The authors provide guidelines on how to assess LATE-NC neuropathologically and suggest analysing a few specific regions of the brain with the intent to have a limited number of TDP-43 stages. While this simplifies neuropathological analysis and is touted as being cost effective, it collapses data-driven staging schemes but without the requisite scientific evidence for doing so. This proposal mirrors the NIA-AA neuropathological guidelines for the pathological diagnosis of Alzheimer’s disease, which collapse the Braak (Braak and Braak, 1991), Thal (Thal et al., 2002) and CERAD (Mirra et al., 1991) staging schemes. However, collapsing the TDP-43 staging scheme at such an early point in time when it was only published in the past few years, stifles the fields ability to understand the implications of the distribution of TDP-43 deposition and goes against the drive by many neuropathologists to include more comprehensive and quantitative assessment methods to unravel currently hidden relationships of pathologies.

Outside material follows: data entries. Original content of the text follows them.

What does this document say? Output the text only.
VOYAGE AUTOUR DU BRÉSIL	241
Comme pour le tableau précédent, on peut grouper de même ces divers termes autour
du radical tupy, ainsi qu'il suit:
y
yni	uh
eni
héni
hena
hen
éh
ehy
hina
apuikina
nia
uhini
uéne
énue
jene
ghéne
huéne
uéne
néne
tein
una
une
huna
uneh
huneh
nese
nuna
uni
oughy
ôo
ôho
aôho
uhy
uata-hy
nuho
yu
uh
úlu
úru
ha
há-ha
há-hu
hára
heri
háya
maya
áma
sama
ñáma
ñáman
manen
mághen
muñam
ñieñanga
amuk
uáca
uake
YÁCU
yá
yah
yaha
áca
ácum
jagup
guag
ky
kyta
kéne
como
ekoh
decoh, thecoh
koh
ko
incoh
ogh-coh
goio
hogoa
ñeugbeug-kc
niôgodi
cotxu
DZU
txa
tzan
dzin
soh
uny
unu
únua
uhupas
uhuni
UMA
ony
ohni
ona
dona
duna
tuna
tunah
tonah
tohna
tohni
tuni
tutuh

The branding of clinical trials since the 1990s—especially names such as EPIC or EXCITE—is said to promote reference to such trials (Berkwits, 2000), but can compete with the understanding of the main message (Berlin, 2013; Narod et al., 2016; Witteman et al., 2018). Whether an acronym such is LATE is needed for diagnostic accuracy and communication between neuropathologists, neurologists, and other investigators is not clear. Therefore, we urge researchers to focus on defining the pathological processes and their biochemical differences underlying TDP-immunoreactive lesions in FTLD and non-FTLD disorders, particularly in diverse populations, and defer broad usage of LATE until (and only if) the science is mature.

Data availability

Data sharing is not applicable to this article as no new data were created or analysed in this study.

Competing interests

The authors report no competing interests.